ClimateSet

ClimateSet is an initiative aimed at providing a comprehensive and accessible dataset for the intersection of climate science and machine learning (ML). It is a dataset containing inputs and outputs from 36 different climate models, addressing a crucial need in the ML community to support climate scientists in various tasks such as climate model emulation, downscaling, and prediction.

The dataset is carefully curated from the Coupled Model Intercomparison Project Phase 6 (CMIP6) and Input Datasets for Model Intercomparison Projects (Input4MIPs). CMIP6 serves as the backbone of ClimateSet, offering climate model outputs from various sources. Input4MIPs, on the other hand, collect future emission trajectories of climate forcing agents, crucial for predicting climate model responses. The resulting core dataset encompasses 36 climate models, including the main greenhouse gases, aerosols, and aerosol precursor emission inputs for five different scenarios.

ClimateSet’s significance lies in its ability to address two key objectives: providing sufficient training data for large-scale ML models and capturing the projection uncertainty across different climate models. The need for such a dataset arises from the inherent challenges in climate-related tasks, including high dimensionality, low sample size, and distribution shifts within the data. ClimateSet tackles these challenges by offering a consistent and sizable dataset, paving the way for ML models to contribute meaningfully to climate-related modeling tasks.

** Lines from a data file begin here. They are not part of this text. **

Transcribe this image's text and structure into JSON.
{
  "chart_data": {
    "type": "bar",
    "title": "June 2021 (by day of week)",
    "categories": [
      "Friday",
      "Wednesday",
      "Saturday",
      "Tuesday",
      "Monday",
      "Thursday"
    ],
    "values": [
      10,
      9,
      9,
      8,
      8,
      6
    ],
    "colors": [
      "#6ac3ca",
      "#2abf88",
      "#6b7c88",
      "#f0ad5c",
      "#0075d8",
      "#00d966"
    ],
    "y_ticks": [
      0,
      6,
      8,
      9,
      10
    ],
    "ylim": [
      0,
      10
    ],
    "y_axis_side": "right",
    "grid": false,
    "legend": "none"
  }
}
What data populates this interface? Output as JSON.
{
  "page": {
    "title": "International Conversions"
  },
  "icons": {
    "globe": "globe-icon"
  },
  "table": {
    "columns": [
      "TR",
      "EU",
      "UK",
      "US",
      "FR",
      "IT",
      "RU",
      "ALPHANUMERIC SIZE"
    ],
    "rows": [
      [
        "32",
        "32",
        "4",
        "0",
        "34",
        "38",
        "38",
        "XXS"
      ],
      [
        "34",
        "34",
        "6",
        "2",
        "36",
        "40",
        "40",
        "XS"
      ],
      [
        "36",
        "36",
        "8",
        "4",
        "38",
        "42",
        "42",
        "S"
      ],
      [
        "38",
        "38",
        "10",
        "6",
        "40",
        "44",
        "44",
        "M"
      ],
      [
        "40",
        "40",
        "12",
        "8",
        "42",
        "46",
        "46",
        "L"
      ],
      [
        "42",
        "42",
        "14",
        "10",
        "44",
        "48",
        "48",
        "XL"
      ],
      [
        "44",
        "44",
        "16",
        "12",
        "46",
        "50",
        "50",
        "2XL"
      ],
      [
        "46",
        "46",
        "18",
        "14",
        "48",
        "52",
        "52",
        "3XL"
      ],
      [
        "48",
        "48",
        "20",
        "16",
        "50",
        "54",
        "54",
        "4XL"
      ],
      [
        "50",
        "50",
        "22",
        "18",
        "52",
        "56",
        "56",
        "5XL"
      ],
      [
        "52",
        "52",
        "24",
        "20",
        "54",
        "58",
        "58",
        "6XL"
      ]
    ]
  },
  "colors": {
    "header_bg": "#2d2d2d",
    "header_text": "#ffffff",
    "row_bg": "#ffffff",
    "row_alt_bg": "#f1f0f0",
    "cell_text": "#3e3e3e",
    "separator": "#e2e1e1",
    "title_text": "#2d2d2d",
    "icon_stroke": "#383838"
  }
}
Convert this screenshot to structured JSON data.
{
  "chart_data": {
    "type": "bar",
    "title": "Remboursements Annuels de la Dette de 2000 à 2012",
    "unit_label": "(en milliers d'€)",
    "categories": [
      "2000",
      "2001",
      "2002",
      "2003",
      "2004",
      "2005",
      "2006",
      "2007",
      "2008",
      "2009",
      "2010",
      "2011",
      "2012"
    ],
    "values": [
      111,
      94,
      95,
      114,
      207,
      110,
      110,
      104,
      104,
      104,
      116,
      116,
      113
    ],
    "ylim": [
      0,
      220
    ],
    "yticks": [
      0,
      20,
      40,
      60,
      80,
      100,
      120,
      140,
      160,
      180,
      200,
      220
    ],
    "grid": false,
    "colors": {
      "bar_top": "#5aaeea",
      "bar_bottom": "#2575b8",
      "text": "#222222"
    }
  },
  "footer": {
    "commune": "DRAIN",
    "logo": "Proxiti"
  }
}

To facilitate the use of ClimateSet, a modular dataset pipeline is introduced, allowing users to retrieve and preprocess climate model data for ML tasks. In our paper we detail the preprocessing steps, addressing inconsistencies across different datasets and climate models. The preprocessor, built modularly, checks for corrupt files, variable naming, units, temporal and spatial resolution, and structure. It ensures that the data is ready for use in ML applications by syncing time-axis, calendars, and height levels, and resolving other relevant issues.

Users can access ClimateSet through the provided website, where both raw and processed data are available. The dataset can be extended by users who desire additional scenarios, climate forcers, or other variables, provided the requested data is available on the Earth System Grid Federation (ESGF) server. The preprocessing of ClimateSet can also be accelerated using multi-thread functions and other optimizations.

The heart of ClimateSet’s utility is demonstrated through a benchmarking setup, showcasing its application in climate emulation tasks. ML models, including Convolutional long short-term memory (ConvLSTM), U-Net, and ClimaX, are trained and evaluated on the dataset. The results reveal insights into model performance across different climate models and scenarios, emphasising the importance of evaluating ML models on a set of climate models rather than just one.

ClimateSet is a valuable resource that bridges the gap between climate science and ML. It provides a consistent, multi-climate-model dataset along with tools for easy access and preprocessing. Researchers and policymakers can leverage ClimateSet to enhance ML models’ performance, contribute to climate-related tasks at scale, and ultimately make meaningful strides in climate policy making.